Zenko Yasuda Kyo Set: Pair of Tenmoku Yunomi

Potter: Zenko Yasuda, Masahiro

Approximate size large yunomi: W2.6″ by H3.4″ or 6.6 by 8.8 cm

A set of 2 Kyo ware yunomi, tea cups with tenmoku glaze variations by famous potter Zenko Yasuda (1926-2011), suitable for coffee, tea or different beverage. Zenko Yasuda, who’s real name was Masahiro Yasuda was born in Kyoto in 1926. He studied at the Kyoto Craft & Fabric University, specializing in the making and building of kilns. Afterwards he studied pottery under the 6th Kiyomizu Rokubei (1901-1980). After going independent he build a kiln called Rokushin No Kama in Kyoto. Zenko Yasuda created unique and distinctive stoneware using complex glazing techniques. He passed in 2011 at the age of 86. I think these yunomi with different glazing techniques by this potter are a neat package. The constituents of the glaze – the ingredients so to speak, interacted and the spontaneous movement of the brushwork undergoing a different reaction ended up with its own quality. It gives me that very specific feeling that comes entirely through the character of this master’s work.

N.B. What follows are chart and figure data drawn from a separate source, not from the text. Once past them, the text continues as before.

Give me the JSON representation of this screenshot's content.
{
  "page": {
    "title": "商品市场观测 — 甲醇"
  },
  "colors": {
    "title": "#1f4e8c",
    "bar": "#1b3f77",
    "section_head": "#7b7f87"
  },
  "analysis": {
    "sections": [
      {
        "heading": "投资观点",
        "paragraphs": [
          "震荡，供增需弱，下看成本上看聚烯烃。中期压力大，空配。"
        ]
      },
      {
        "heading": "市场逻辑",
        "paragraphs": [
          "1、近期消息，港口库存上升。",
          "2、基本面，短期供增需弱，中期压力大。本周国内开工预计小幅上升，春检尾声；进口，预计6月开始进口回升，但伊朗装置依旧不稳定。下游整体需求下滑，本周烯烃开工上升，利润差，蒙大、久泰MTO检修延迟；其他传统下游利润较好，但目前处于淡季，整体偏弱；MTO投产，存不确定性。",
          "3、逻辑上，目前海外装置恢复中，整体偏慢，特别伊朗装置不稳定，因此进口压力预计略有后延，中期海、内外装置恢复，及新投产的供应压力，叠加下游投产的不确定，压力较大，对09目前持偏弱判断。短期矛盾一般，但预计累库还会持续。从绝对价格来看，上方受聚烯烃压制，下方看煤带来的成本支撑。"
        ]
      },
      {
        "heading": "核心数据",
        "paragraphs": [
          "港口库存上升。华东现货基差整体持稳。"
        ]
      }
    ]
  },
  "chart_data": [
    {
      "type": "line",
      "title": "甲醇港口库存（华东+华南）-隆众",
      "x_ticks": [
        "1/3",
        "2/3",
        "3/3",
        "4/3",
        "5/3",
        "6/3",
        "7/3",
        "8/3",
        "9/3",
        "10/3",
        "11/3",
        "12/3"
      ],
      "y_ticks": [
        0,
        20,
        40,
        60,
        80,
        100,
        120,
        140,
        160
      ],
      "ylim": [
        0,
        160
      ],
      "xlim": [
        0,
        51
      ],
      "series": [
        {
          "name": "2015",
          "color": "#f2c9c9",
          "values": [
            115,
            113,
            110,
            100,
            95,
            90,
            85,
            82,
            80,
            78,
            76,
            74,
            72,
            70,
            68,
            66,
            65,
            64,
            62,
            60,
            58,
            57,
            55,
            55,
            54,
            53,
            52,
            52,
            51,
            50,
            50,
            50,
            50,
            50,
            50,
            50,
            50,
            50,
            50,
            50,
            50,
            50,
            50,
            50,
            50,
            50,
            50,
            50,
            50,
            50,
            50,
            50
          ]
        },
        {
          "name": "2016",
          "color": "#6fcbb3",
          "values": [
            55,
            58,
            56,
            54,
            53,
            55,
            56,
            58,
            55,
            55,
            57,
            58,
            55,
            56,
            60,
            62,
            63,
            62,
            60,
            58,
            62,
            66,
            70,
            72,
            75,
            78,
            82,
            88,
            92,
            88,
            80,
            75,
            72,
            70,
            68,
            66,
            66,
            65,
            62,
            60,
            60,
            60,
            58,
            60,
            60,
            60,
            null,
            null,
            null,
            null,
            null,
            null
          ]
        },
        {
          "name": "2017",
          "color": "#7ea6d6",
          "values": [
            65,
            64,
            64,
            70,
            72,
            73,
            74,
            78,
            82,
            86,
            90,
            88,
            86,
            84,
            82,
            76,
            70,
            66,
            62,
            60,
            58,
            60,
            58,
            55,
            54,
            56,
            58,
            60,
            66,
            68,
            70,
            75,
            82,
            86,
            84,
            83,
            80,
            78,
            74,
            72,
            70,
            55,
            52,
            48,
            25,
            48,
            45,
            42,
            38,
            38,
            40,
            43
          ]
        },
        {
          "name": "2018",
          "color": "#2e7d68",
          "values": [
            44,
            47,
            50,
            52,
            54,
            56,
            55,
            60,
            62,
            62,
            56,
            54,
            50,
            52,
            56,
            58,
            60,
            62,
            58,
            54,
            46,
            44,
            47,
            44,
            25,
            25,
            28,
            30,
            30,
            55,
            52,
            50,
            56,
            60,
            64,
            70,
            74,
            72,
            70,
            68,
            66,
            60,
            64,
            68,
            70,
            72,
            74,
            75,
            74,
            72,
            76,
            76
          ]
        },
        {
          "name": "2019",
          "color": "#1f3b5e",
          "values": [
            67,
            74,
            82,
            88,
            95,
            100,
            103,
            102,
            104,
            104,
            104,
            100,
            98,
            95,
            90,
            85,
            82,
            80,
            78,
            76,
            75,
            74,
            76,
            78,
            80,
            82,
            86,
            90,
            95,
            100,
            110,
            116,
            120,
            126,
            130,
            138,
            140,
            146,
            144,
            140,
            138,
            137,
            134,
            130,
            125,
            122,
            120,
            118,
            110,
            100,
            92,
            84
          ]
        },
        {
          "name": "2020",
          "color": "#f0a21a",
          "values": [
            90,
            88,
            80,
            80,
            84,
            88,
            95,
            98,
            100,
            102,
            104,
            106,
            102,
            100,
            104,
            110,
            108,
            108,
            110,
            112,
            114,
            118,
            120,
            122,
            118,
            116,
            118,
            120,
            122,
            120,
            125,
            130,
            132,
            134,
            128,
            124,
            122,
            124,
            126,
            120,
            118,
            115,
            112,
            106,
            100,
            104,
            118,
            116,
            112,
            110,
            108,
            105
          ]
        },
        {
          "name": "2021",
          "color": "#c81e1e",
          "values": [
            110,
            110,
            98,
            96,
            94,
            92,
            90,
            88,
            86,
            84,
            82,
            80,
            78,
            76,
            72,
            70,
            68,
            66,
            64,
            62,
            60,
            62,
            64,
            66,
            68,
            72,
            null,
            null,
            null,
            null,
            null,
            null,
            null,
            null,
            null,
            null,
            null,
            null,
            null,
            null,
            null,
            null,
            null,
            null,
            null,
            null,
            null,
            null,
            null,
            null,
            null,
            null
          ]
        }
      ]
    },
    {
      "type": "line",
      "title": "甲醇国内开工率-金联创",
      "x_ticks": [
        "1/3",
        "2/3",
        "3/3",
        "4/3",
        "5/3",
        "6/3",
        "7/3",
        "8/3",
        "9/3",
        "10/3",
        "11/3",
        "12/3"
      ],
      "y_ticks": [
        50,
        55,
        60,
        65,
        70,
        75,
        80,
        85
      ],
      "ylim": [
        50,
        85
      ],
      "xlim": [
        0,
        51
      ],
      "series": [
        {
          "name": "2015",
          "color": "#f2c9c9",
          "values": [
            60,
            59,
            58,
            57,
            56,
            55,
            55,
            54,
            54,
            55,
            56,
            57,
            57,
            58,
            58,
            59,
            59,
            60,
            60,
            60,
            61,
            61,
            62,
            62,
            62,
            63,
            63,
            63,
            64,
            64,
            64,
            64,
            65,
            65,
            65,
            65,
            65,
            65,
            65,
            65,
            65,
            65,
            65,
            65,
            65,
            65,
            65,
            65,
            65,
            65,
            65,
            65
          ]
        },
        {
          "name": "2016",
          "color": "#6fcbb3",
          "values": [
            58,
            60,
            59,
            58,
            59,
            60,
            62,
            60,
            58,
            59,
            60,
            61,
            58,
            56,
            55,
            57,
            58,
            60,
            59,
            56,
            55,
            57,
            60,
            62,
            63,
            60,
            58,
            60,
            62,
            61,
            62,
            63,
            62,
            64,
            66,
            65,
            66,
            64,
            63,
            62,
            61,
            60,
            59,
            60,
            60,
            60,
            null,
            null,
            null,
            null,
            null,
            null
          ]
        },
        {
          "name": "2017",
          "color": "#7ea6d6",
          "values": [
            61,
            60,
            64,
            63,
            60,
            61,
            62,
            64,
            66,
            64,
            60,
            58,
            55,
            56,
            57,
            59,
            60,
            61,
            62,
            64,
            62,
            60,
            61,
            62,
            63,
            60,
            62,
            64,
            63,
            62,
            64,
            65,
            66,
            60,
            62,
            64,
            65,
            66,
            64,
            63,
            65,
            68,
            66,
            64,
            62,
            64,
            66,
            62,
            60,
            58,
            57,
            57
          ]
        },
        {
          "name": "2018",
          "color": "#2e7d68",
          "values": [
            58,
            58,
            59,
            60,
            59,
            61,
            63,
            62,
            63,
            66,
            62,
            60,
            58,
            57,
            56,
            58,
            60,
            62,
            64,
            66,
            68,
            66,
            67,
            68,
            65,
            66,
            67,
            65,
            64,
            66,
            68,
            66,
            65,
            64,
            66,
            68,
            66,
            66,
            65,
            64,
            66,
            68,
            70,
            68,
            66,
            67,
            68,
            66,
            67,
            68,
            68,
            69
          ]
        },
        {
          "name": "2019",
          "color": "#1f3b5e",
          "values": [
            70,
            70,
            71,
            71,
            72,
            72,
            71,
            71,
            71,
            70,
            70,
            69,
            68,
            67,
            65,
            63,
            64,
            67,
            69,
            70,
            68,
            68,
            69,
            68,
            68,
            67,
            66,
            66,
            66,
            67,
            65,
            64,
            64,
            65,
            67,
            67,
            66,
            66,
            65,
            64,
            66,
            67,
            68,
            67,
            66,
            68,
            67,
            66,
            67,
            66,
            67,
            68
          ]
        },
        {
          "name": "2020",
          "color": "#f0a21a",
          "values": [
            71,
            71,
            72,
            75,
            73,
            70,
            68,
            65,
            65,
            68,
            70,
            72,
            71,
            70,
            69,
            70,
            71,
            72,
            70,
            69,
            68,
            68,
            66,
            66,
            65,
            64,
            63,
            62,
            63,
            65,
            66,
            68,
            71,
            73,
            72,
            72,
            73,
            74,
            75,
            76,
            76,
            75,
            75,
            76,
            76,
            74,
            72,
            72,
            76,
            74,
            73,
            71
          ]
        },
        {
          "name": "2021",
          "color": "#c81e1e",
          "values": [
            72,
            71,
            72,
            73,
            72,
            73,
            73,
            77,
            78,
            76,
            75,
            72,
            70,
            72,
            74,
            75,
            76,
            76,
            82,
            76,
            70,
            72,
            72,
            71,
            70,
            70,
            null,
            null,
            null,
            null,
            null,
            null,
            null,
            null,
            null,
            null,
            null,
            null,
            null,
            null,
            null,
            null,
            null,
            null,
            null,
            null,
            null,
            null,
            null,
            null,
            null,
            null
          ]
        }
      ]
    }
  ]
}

Surprisingly lightweight and lighter than the average yunomi, due to the thin walls and ‘basin’ (for lack of a better word; floor or interior valley). Sharp angles are created by means of slicing clay, a technique called mentori. Starting from the shoulder area up to about halfway. The glaze and dynamic brush strokes feel as though they are in opposition to the sharp mathematical feeling the shaping gives me. As if the glaze overrules the shape with its abstract and energetic strokes that go all over, giving the glaze more depth and detail but still being confronted by each angle.

Zenko Yasuda (1926-2011), Studied under Kiyomizu Rokubei VI. First displayed nationally at the Nitten in 1950. He was awarded the prestigious Japan Ceramic Society Award in 1958 and was subsequently collected by the Metropolitan Museum of New York in 1963. Awarded at the Nitten in 1964 followed by the National Modern Crafts Exhibition in 1967 and collected by Japanese Government in 1971 (Gaimusho). A Private Exhibition of the artists work was held in San Francisco in 1978, a rarity for a Japanese artist at that time.

In 1958 Zenko Yasuda was awarded the Japanese Ceramic Society Prize and since has regularly been included in the Nitten. Later he served at the Nitten Exhibition as a member of the jury. His work was acquired by Metropolitan Museum of Art in New York in 1964 and the Museum of Modern Art in Shiga prefecture boasts no less than 10 works in their collection. A highly regarded 20th century Japanese potter.

Both yunomi are stamped on the bottom and condition is mint. No chips or cracks to mention and come with the original paulownia tomobako or storage box with calligraphy and potters seal on the lid. In the photo below it unfortunately appears as if there is damage on the lid, a higher resolution photo is available here, showing what appeared to be is rather the grain of the wood standing out.

€225 + shipping cost

Those interested can follow this link to see an overview of award winning works at the 2001 exhibition held by the Japan Ceramic Society (Nihon Toji Kyokai). Amongst the winners were Living National Treasures, Intangible Cultural Treasures – simply some of the greatest and most famous artists including our subject potter Zenko Yasuda.

Throughout numerous objects its surprising how his work method has been surprisingly undulating and show identical technique and finish

Kyo yaki or Kyo ware refers to a style of ceramics that spread from the Higashiyama area in Kyoto during the early Edo period of the Tokugawa rule (henceforth this family line continually ruled Japan for more than 250 years). It was around this time that the art of Chanoyu or the Tea ceremony became popular and widespread in Japan. By contrast, the pottery produced along Gojo-zaka, a street leading to Kiyomizu Temple, was called Kiyomizu yaki. Nowadays all pottery produced in Kyoto is commonly referred to as Kyo or Kiyomizu ware.